Head of Research at Genghis Capital Churchill Ogutu, estimates that public debt is set to rise to Sh905 billion from Sh769 billion in the current fiscal year which means that “for every Sh100 in revenue, public debt will consume up to Sh55 and this is up from Sh39 at the start of the current financial year”.

“This, though, is to remain at elevated levels in light of the expected total debt accumulation of Sh823.4 billion,” he said.

But the bad news for Treasury is that the next two years are in close proximity of major political events in the country, namely, a looming referendum which will be closely followed by the 2022 general elections.

“It appears this referendum will be conducted in the 2020/21 financial year and it must feature in the Budget because it is a major occasion in the country.

It will also not make sense to have it in an election year,” said Michael Mburugu, a partner at consulting firm PKF.

Mburugu, who termed Yatani’s reign as “the worst time to be Treasury CS”, said since the economy is depressed, this move might not be popular among Kenyans, especially coming during a stressful Covid-19 period.

“This will strain the economy in terms of fiscal sustainability, taxes and borrowing from lenders,” he said.

Loan restructuring

With levels of unemployment increasing every day, and as the country gears up for the worst in case of a full-blown Covid-19 onslaught, the estimates must make sense.

“When people are thinking of food and hospitalisation in case of an outbreak, the outline of the expenditure will be keenly monitored,” he said.

Mburugu expects Yatani to restructure loans which are due with close to Sh905 billion expected to be paid this financial year.

“If I were the CS I would restructure the loans to focus on healthcare and feeding the people,” he said.

Francis Kamau, a tax partner at Ernst and Young, says revenue targets are over-ambitious and expects the taxman to collect Sh1 trillion considering that the Kenya Revenue Authority has not met revenue targets in the past two years.

He singled out customs duty collections, Pay as You Earn (PAYE), corporation tax, and VAT as some of the factors that will make it “extremely difficult” for KRA to meet its revenue targets.

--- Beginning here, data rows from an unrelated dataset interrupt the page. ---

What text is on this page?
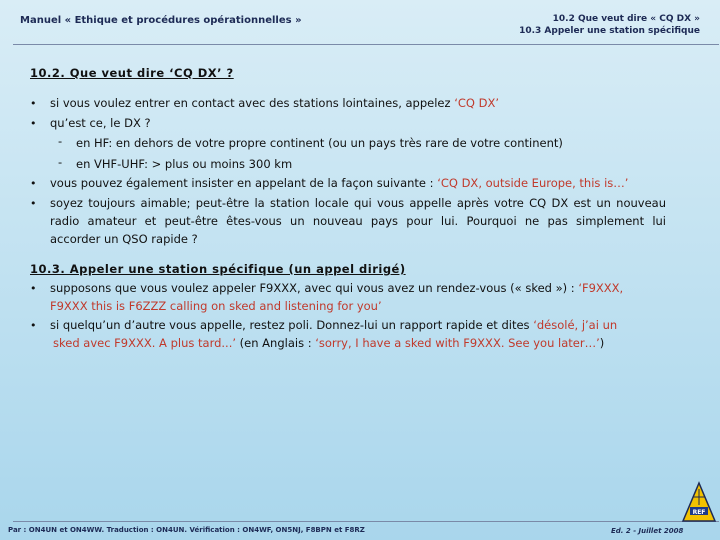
Manuel « Ethique et procédures opérationnelles »	10.2 Que veut dire « CQ DX »
10.3 Appeler une station spécifique
10.2. Que veut dire ‘CQ DX’ ?
• si vous voulez entrer en contact avec des stations lointaines, appelez ‘CQ DX’
• qu’est ce, le DX ?
- en HF: en dehors de votre propre continent (ou un pays très rare de votre continent)
- en VHF-UHF: > plus ou moins 300 km
• vous pouvez également insister en appelant de la façon suivante : ‘CQ DX, outside Europe, this is…’
• soyez toujours aimable; peut-être la station locale qui vous appelle après votre CQ DX est un nouveau
radio amateur et peut-être êtes-vous un nouveau pays pour lui. Pourquoi ne pas simplement lui
accorder un QSO rapide ?
10.3. Appeler une station spécifique (un appel dirigé)
• supposons que vous voulez appeler F9XXX, avec qui vous avez un rendez-vous (« sked ») : ‘F9XXX,
F9XXX this is F6ZZZ calling on sked and listening for you’
• si quelqu’un d’autre vous appelle, restez poli. Donnez-lui un rapport rapide et dites ‘désolé, j’ai un
sked avec F9XXX. A plus tard...’ (en Anglais : ‘sorry, I have a sked with F9XXX. See you later…’)
Par : ON4UN et ON4WW. Traduction : ON4UN. Vérification : ON4WF, ON5NJ, F8BPN et F8RZ	Ed. 2 - Juillet 2008
REF
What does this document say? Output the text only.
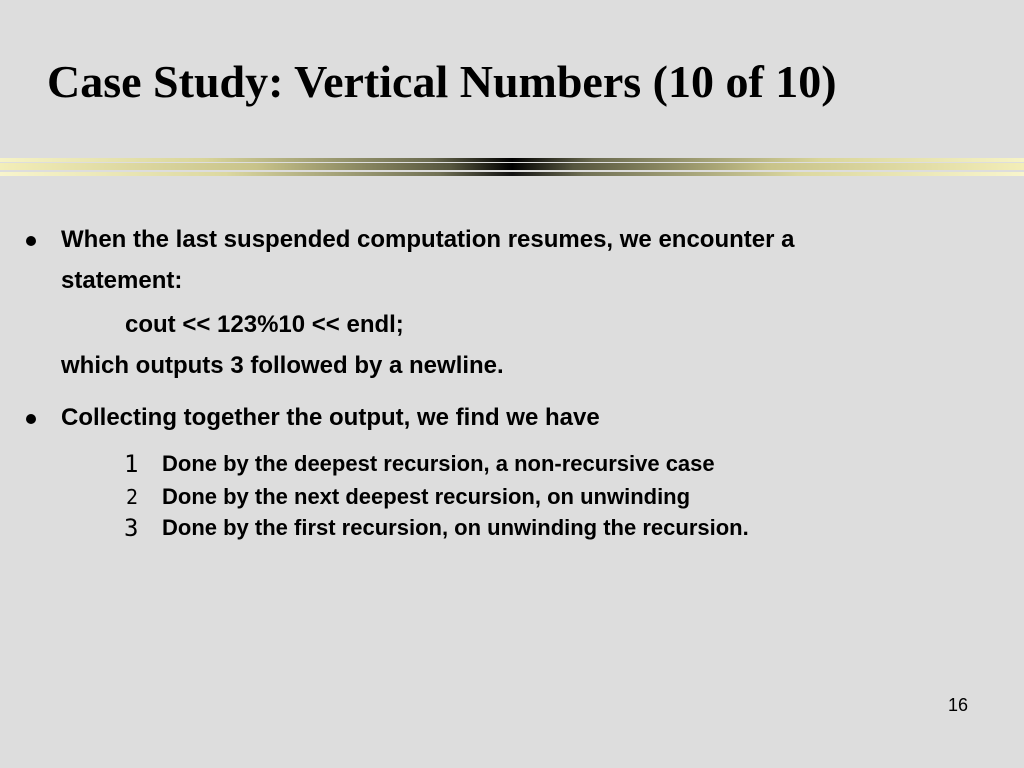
Case Study: Vertical Numbers (10 of 10)
When the last suspended computation resumes, we encounter a
statement:
cout << 123%10 << endl;
which outputs 3 followed by a newline.
Collecting together the output, we find we have
1 Done by the deepest recursion, a non-recursive case
2 Done by the next deepest recursion, on unwinding
3 Done by the first recursion, on unwinding the recursion.
16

“Businesses are going to report losses, and those businesses will not be able to pay taxes, from a corporation tax perspective. What I am trying to say is, all tax segments will be affected,” said Kamau.

Nikhil Hira, a tax expert at Bowmans law firm, also warned the proposed revenue targets were almost impossible to achieve due to the shocks of the Covid-19 pandemic.

“If you look at April 2020 collections and compare with April 2019, they were Sh20 billion lower. That’s the first time in a long time I have seen the year-on-year collections drop,” said Hira.